I think I’m going to look into Yoga. It’s hard, given all that is going on, not to think three or four steps ahead, when of course I need to stay in the today and focus on what I can impact today what I can change. I forget to breathe, I forget the moment. Always on to the next crisis, the next issue that needs to be resolved, etc.
I haven’t taken a break for a while, but this past Monday night I decided to take an overnight trip to Corpus Christi with a friend. I’d never been to Corpus, having grown up in Southern California I always assumed Texas beaches could not compare. I was pleasantly surprised running through the waves late Monday night, full moon overhead, warm water at our feet. It was like something out of a Diamond Necklace commercial, that perfect escape. I needed it.
I think they teach us all about how to get things done, how to be productive, efficient, how to organize, etc. I need to find that class that teaches me to stop and breathe. We’ve been so blessed with amazing news, amazing opportunities, but of course with all of that opportunity come new problems and new hurdles to leap. It’s exciting, and it’s terrifying.

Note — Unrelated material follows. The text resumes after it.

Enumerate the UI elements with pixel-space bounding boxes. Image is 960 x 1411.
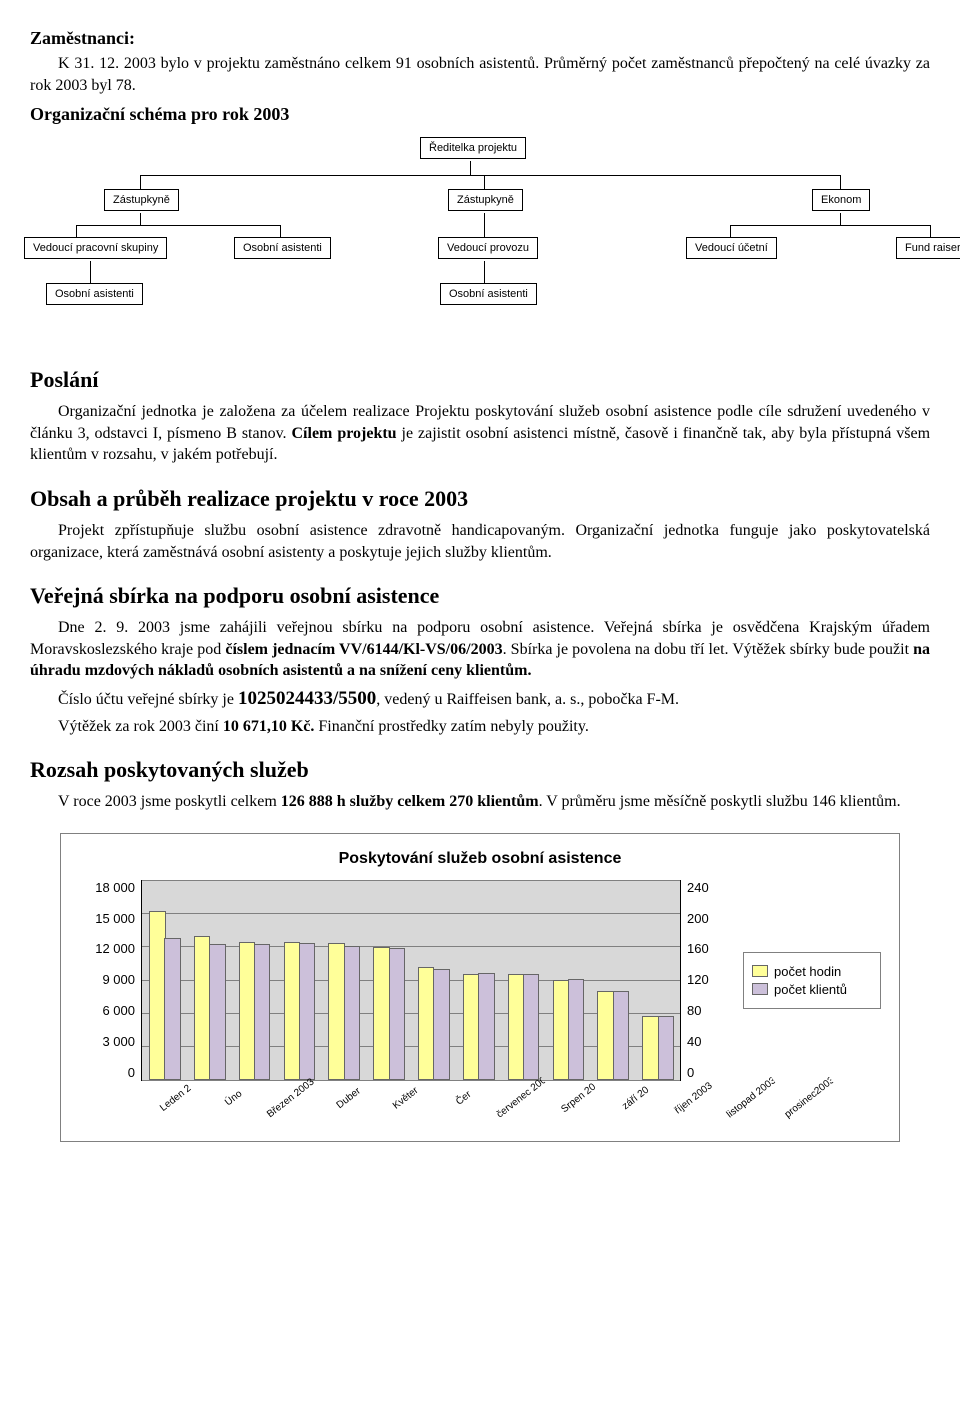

I’m not ashamed to say that. Maybe I’m supposed to sit here and say I have all the answers, but if you’ve ever read this blog before you know I do not. The more I work with other business owners the more I learn that NO ONE has any clue what they’re doing. I kinda wish non-entrepreneurs would take a few days to shadow a business owner. See just how all of this lives or dies by the skin of our teeth. Anyone could do this, everyone SHOULD do this.
It’s exciting, and it’s scary, for sure. Someone not too long ago warned me to be careful who my friends were, which at the time I took as honest advice but over time I started to see all these little lines drawn around town. The US’s vs. the THEM’s. The cliques. I’d like to think a lot of the success we’ve had is because we never played that game. I’m just Matthew, and this is just Image Freedom, take us or leave us.
I’m tired, and we’ll be working into the weekend this week for sure, BUT I know that I’m where I’m supposed to be and I know that I’ve been making the right choices for Matthew. At the end of the day that is the only question that needs answering. Am I proud of Matthew?
Absolutely. Now don’t forget to breathe, and get it done.